I remember having a ceramic singing bowl so I went looking for it but couldn’t find it. The next best thing I could find was a Tibetan bowl which I grabbed thinking I could honor the dream by setting the bowl possibly with some water on my alter. Sitting there having my coffee and breakfast I thought water just didn’t feel right. I had to put something else in the bowl as an offering. I then thought I’d grab a few seeds from last years harvest of flowers from my garden an place them in the bowl. Remembering where I had stored my seeds I grabbed from the cupboard a freezer bag which contained other bags of various seeds. Standing there looking at the bag I had an ah ha moment. The bag looked just like the bag of crystals in my dream. I then placed my marigold seeds in the bowl and sat back down wondering to myself whether that was a coincidence or the magic of the dream. I then pushed the play button on my voice recorder to listen to the playback of my dream. I then heard the playback of my dream regarding the man in the orange red suit when my violin caught my eye it was the same color that the man had worn. I then had another ah ha moment looking at the strings of the violin which if played would run down my arm. At that precise moment I could hear the noise of me in the kitchen mucking with the microwave closing the door and setting the time which the microwave plays a tone for every button you push it was as if my violin or the thought of my violin on my arm was playing a song. Just more than an eerie coincidence.

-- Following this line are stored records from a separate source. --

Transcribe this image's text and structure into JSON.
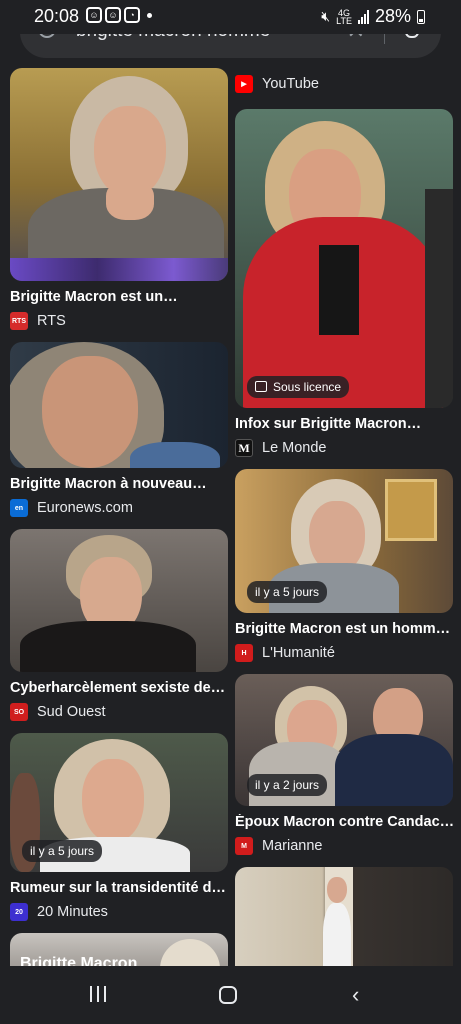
{
  "status": {
    "time": "20:08",
    "battery": "28%",
    "network": "4G LTE"
  },
  "search": {
    "query": "brigitte macron homme"
  },
  "results_left": [
    {
      "title": "Brigitte Macron est un…",
      "source": "RTS",
      "badge": "",
      "favicon_color": "#d62b2b",
      "favicon_text": "RTS"
    },
    {
      "title": "Brigitte Macron à nouveau…",
      "source": "Euronews.com",
      "badge": "",
      "favicon_color": "#0a6cd6",
      "favicon_text": "en"
    },
    {
      "title": "Cyberharcèlement sexiste de…",
      "source": "Sud Ouest",
      "badge": "",
      "favicon_color": "#d01e1e",
      "favicon_text": "SO"
    },
    {
      "title": "Rumeur sur la transidentité d…",
      "source": "20 Minutes",
      "badge": "il y a 5 jours",
      "favicon_color": "#3d2fd0",
      "favicon_text": "20"
    },
    {
      "title": "",
      "source": "",
      "badge": "",
      "overlay_text": "Brigitte Macron"
    }
  ],
  "results_right": [
    {
      "title": "Infox sur Brigitte Macron…",
      "source": "Le Monde",
      "badge": "Sous licence",
      "favicon_color": "#111111",
      "favicon_text": "M"
    },
    {
      "title": "Brigitte Macron est un homm…",
      "source": "L'Humanité",
      "badge": "il y a 5 jours",
      "favicon_color": "#d11c1c",
      "favicon_text": "H"
    },
    {
      "title": "Époux Macron contre Candac…",
      "source": "Marianne",
      "badge": "il y a 2 jours",
      "favicon_color": "#d11c1c",
      "favicon_text": "M"
    }
  ],
  "youtube": {
    "label": "YouTube",
    "color": "#ff0000"
  },
  "icons": [
    "search-icon",
    "clear-icon",
    "mic-icon",
    "youtube-icon",
    "image-icon",
    "recents-icon",
    "home-icon",
    "back-icon"
  ]
}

When I sat to journal the dream I couldn’t really place where the dream took place. I didn’t yet have a word for the biosphere reference. When the word came to me with which to describe the dream it all made sense. They were sowing seeds and planting a biosphere.

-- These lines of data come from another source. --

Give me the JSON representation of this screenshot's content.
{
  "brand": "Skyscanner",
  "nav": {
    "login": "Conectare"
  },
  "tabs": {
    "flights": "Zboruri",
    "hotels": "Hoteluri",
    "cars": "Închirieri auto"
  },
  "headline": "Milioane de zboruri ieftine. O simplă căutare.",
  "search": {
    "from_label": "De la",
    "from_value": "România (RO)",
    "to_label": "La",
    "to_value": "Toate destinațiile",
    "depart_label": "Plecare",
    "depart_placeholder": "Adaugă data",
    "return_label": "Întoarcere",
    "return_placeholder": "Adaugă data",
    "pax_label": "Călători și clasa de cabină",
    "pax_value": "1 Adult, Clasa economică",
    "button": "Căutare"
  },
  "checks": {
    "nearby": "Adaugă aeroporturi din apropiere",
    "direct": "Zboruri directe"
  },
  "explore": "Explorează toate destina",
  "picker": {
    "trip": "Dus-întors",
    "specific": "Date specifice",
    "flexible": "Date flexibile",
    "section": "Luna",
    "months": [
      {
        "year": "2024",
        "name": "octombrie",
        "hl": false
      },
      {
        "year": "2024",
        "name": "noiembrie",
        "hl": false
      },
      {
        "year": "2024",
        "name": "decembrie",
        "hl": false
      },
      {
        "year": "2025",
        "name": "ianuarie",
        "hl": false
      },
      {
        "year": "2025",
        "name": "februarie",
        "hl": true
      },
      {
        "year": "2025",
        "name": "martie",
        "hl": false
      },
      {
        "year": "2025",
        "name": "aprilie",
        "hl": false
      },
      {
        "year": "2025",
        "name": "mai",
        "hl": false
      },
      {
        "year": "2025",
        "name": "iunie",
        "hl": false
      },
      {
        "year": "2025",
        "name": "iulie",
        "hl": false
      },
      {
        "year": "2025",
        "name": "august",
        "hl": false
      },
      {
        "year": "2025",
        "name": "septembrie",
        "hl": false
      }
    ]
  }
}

I had a dream that I am asked to dress up as Santa. It feels like this is an activity that was assigned to me for my penance and to make good my wrongs. It is a playful group. My Santa Suit is on but not fully in order as if I’m still getting ready. People are playing and being jovial with me. Teasing me about my well pressed and perfectly white T-shirts. They call me the Mexican Santa and jokingly say “Mexicans have good wives to wash and press and ready their shirts.” As people are arriving I’m still not ready. I grab my scissors and use the thumb and index finger loops to look through them like looking glasses. I think the scissors are for cutting ribbons.
Dinah is there and it is revealed that she has always been in love with me, a true long lost love and I am to marry her.
I then hear on the loud speaker, “The concerns, there are no concerns right now.”
I woke up and grabbed my new voice recorder to record the dream. When I was done recording it I closed my eyes and felt as if I was in an in between realm. I could see blue clouds all around me that I can reach out and touch. I then became aware that I can replay a dream. I therefore thought it a good opportunity to ask a question. I asked for the meaning of the Green Man’s eyes. Why were they so endearing and significant. Why was my focus drawn to the eye lashes. I then hear the response, “because they are your eyes.” I then asked why was the upper body of the Green Man visible to me yet the lower part was not visible yet I knew exactly how he was dressed I knew the khaki green long cut off shorts he wore with his earthy shoes. I was then told it had to do with his knees.
The answers are simple and straight forward yet they seem to provide no clarity on my question leaving it to me to figure out. Like riddles. Yet they are complete in providing the answer. It’s a language of symbols and impressions that speak volumes more than the written or spoken word. Answers that can only be understood by the heart and soul.